Anyway, Wayne's process gave me permission to visit something that is an undercurrent in the Peter Pan story: "I wish I had a mother." As I repeated it I began to cry. I was grieving what I had never had in my mother. (For that matter, she'd never had it in hers either.) I somehow new I was onto something by allowing myself to grieve, not "loss," but absence. (It has shown up as clinging for acceptance and approval and fear of abandonement.)

This was where I was when Robert and Wendy led me into and through my valley of the shadow of death...and all of you were in front of me. I will tell you that I went to a state of near-no-mind...in fact I wasn't so articulate, nor did I care, for awhile. I went to a place where I envisioned all of my fellow practicum participates could go onto being the greatest counselors on earth and me do nothing at all...be no one special...and I'd be perfect just as I am. It was quite the state of beingness...

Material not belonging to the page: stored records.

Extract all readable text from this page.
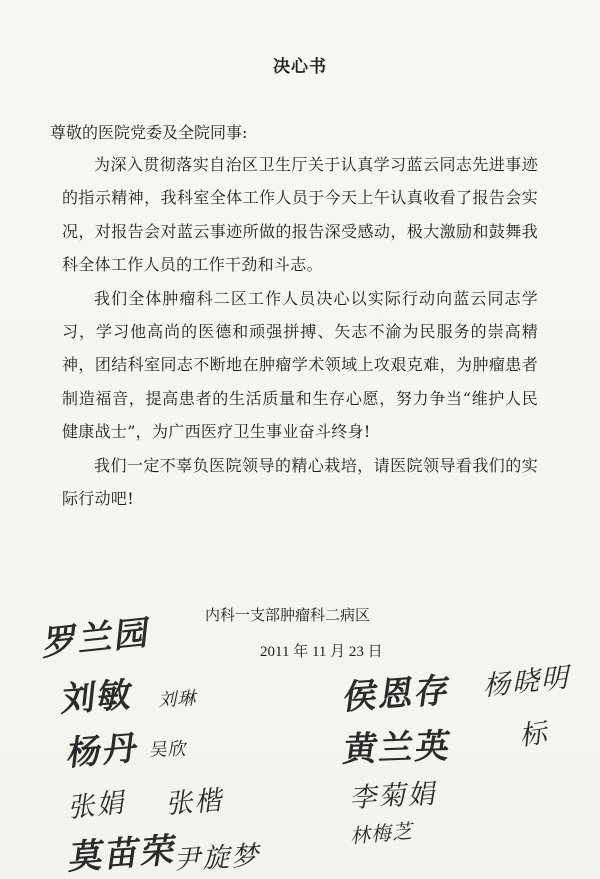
决心书
尊敬的医院党委及全院同事:

为深入贯彻落实自治区卫生厅关于认真学习蓝云同志先进事迹的指示精神，我科室全体工作人员于今天上午认真收看了报告会实况，对报告会对蓝云事迹所做的报告深受感动，极大激励和鼓舞我科全体工作人员的工作干劲和斗志。

我们全体肿瘤科二区工作人员决心以实际行动向蓝云同志学习，学习他高尚的医德和顽强拼搏、矢志不渝为民服务的崇高精神，团结科室同志不断地在肿瘤学术领域上攻艰克难，为肿瘤患者制造福音，提高患者的生活质量和生存心愿，努力争当“维护人民健康战士”，为广西医疗卫生事业奋斗终身!

我们一定不辜负医院领导的精心栽培，请医院领导看我们的实际行动吧!

内科一支部肿瘤科二病区
2011 年 11 月 23 日
罗兰园
刘敏 刘琳
杨丹 吴欣
张娟 张楷
莫苗荣
尹旋梦
侯恩存 杨晓明
黄兰英 标
李菊娟
林梅芝
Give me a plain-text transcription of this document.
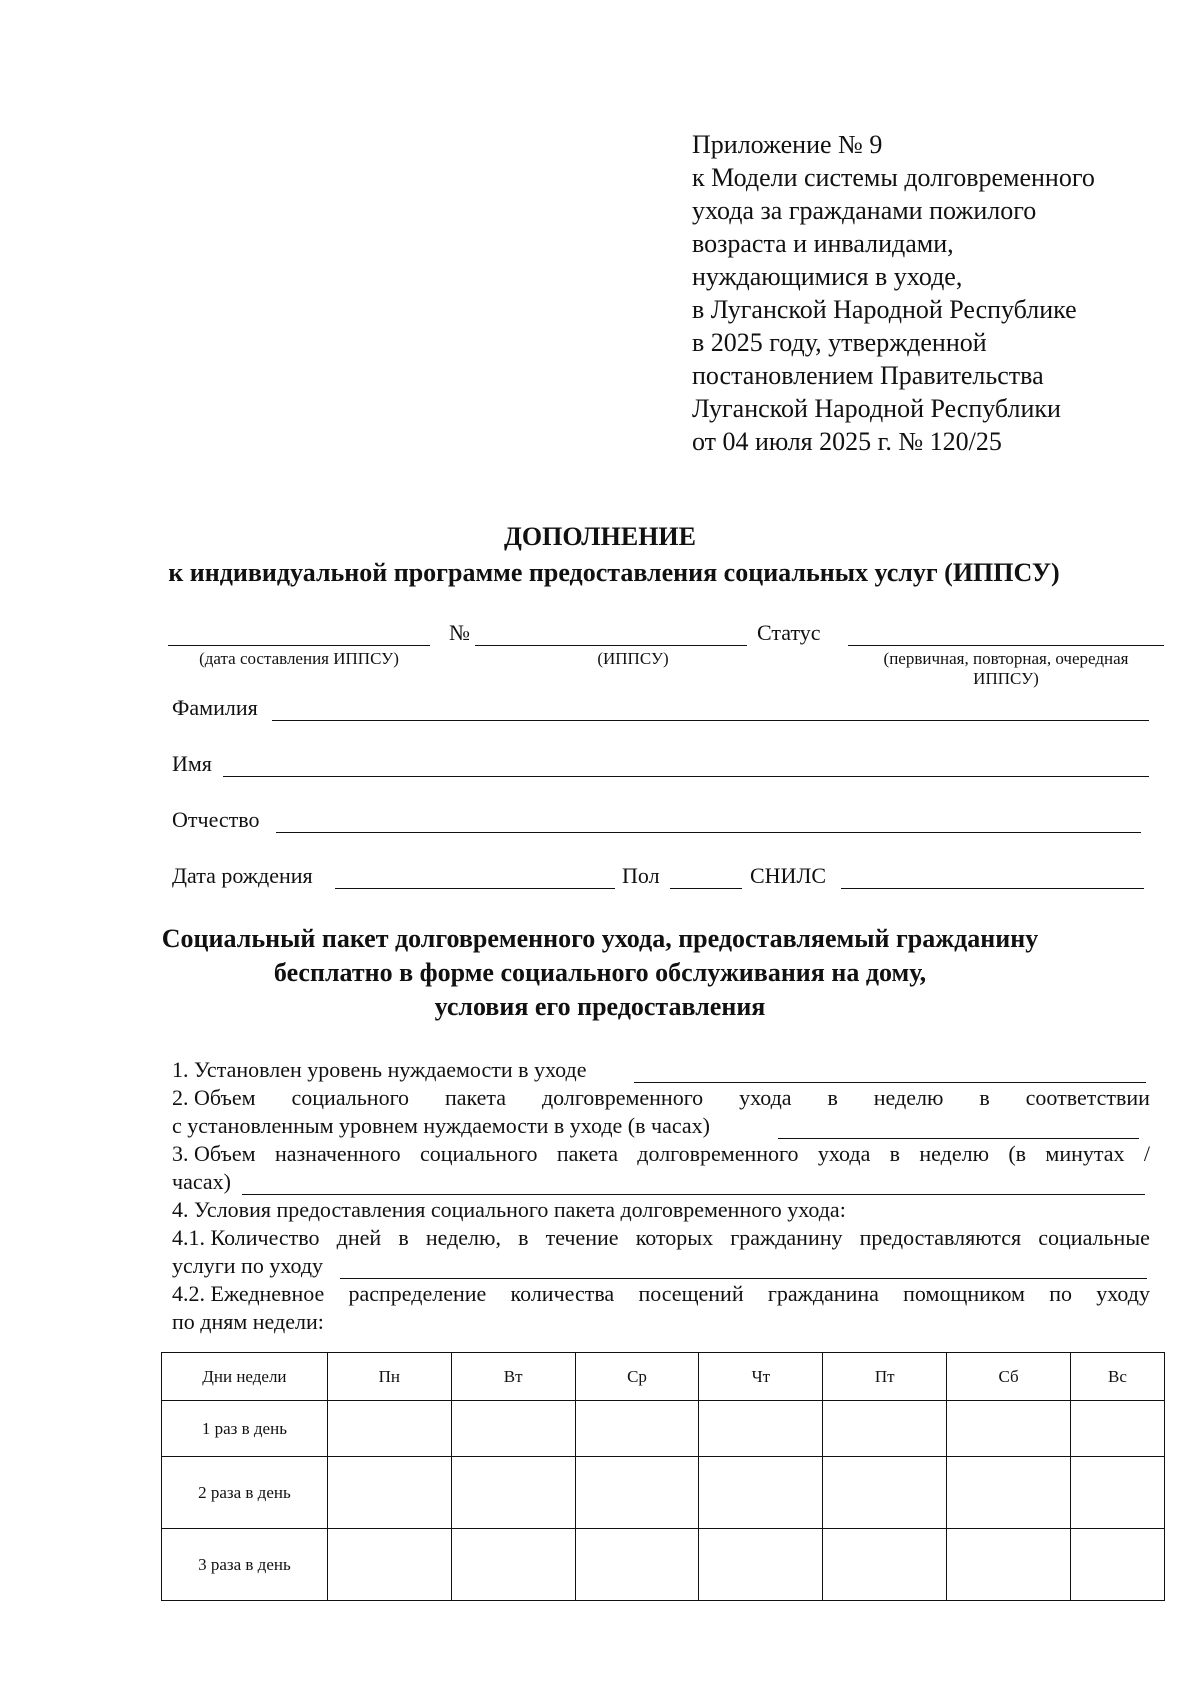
Приложение № 9
к Модели системы долговременного
ухода за гражданами пожилого
возраста и инвалидами,
нуждающимися в уходе,
в Луганской Народной Республике
в 2025 году, утвержденной
постановлением Правительства
Луганской Народной Республики
от 04 июля 2025 г. № 120/25
ДОПОЛНЕНИЕ
к индивидуальной программе предоставления социальных услуг (ИППСУ)
№	Статус
(дата составления ИППСУ)	(ИППСУ)	(первичная, повторная, очередная
ИППСУ)
Фамилия
Имя
Отчество
Дата рождения	Пол	СНИЛС
Социальный пакет долговременного ухода, предоставляемый гражданину
бесплатно в форме социального обслуживания на дому,
условия его предоставления
1. Установлен уровень нуждаемости в уходе
2. Объем социального пакета долговременного ухода в неделю в соответствии
с установленным уровнем нуждаемости в уходе (в часах)
3. Объем назначенного социального пакета долговременного ухода в неделю (в минутах /
часах)
4. Условия предоставления социального пакета долговременного ухода:
4.1. Количество дней в неделю, в течение которых гражданину предоставляются социальные
услуги по уходу
4.2. Ежедневное распределение количества посещений гражданина помощником по уходу
по дням недели:
Дни недели	Пн	Вт	Ср	Чт	Пт	Сб	Вс
1 раз в день							
2 раза в день							
3 раза в день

Well, about 4 days later I spoke to my mother on the phone. And she was contracted, once again by a criticism of someone...bound by her dependency on others for a sense of self, and I just loved her. Things that used to hook me just didn't matter. I didn't need anything from her anymore...I was now just there for her. I talked with her for quite a while, very willing to just drop whatever was going on in my day to be with her on the phone. Most amazing though, was a particular event. When I asked her a question and she in her typical fashion went off tangent without even beginning to answer the question...she caught herself and said, "I didn't answer your question did I?" And we both laughed about it. I, at that moment...the first for as long as I can remember...saw how cute my mother is. I saw "cuteness" in her "stuff" and I told her how cute she was.

For so much of my life I've made the fact that my mother is emotionally frozen at about age 4 or 5 into a problem. This day I saw how cute this 74 year old 4 year old really is. Her beauty is just there in her beingness. I couldn't see it so long as I looked for something else.